Married couples were the focus of Pope Francis' second "balcony talk" in Poland on Thursday, receiving from him three words he has often said are key to a successful marriage.

"Sometimes they ask me how to make it so that the family always goes forward and overcomes difficulties," the Pope said July 28, adding that when this happens, "I suggest to them to practice three words." 

Speaking in his native Spanish, he said these words "can help to live married life because in married life there are difficulties," adding that marriage is something we have to take care of, "because it's forever." The three words are "permission, thanks, and forgiveness." 

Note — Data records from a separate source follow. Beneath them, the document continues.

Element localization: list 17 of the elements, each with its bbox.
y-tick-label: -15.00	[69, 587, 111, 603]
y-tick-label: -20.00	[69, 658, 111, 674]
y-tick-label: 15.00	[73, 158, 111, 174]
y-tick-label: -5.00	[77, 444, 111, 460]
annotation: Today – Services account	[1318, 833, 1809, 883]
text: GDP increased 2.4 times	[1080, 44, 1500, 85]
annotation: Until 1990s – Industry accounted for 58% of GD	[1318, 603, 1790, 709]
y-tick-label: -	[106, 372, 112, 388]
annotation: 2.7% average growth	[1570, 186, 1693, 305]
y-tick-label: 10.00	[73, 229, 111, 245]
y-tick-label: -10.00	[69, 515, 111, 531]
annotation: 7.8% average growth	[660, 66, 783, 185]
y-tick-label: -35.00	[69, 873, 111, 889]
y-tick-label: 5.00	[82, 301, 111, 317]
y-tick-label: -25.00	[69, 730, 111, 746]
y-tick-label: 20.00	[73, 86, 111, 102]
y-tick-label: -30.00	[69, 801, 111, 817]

Pope Francis was speaking at the end of his first full day in Poland, where he is spending July 27-31 for World Youth Day. Each night when he comes back to Krakow after the day's activities, Francis is set to appear on the balcony of the local archbishop's palace to address youth gathered below. 

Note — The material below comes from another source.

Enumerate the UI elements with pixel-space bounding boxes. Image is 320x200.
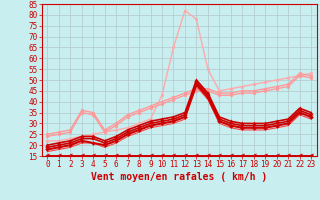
X-axis label: Vent moyen/en rafales ( km/h ): Vent moyen/en rafales ( km/h ) — [91, 172, 267, 182]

In yesterday's encounter Francis recounted the moving story of a young student who rediscovered his faith after leaving school to volunteer for WYD in designing the banners that currently line Krakow's streets, but passed away from cancer before the event arrived. He praised the young man's faith, and encouraged the youth gathered to spread the joy of their faith in Christ. 

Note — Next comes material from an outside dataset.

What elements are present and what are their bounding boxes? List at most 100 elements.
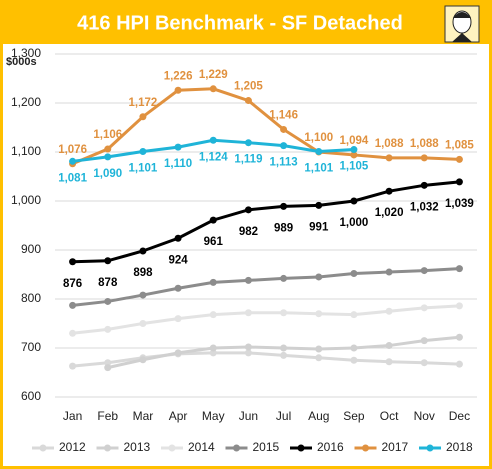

In his speech from the balcony Thursday, he focused on married couples, explaining that whenever he sees a young couple is getting married or has just done so, "I tell them they are the ones who have courage, because it's not easy to form a family." 

"It's not easy to make a life commitment, it takes courage, and I congratulate them because they have courage," he said, noting that the three words "permission, thanks, and forgiveness" come in handy every day of married life. 

On the topic of permission, the Pope said to "always ask your spouse, the wife to the husband and the husband to the wife, 'what do you think, what do you think if we do this?'" rather than just "running over" the other without getting their opinion. 

He also stressed the need to be grateful, "because it's the spouses who confer the sacrament of marriage, one to the other. And this sacramental relationship is maintained with this sentiment of gratitude, of thanks." 

The third word, he noted, is forgiveness, which is "a very hard word to say." In marriage, mistakes are always made, he said, noting that the important thing is to know how recognize one's mistakes and ask for forgiveness. 

This "does a lot of good," Francis continued, urging families and engaged couples to "remember these three words, which will help you to a lot in married life: permission, thank you, and forgiveness." 

In marriage "there are always problems or discussions. It's habitual and it happens that the husband and wife argue, raise their voice, fight," he said, noting that "somethings the plates fly." "But don't panic when this happens," he said, and advised couples to never finish a day without making peace, "because the cold war the day after is very dangerous."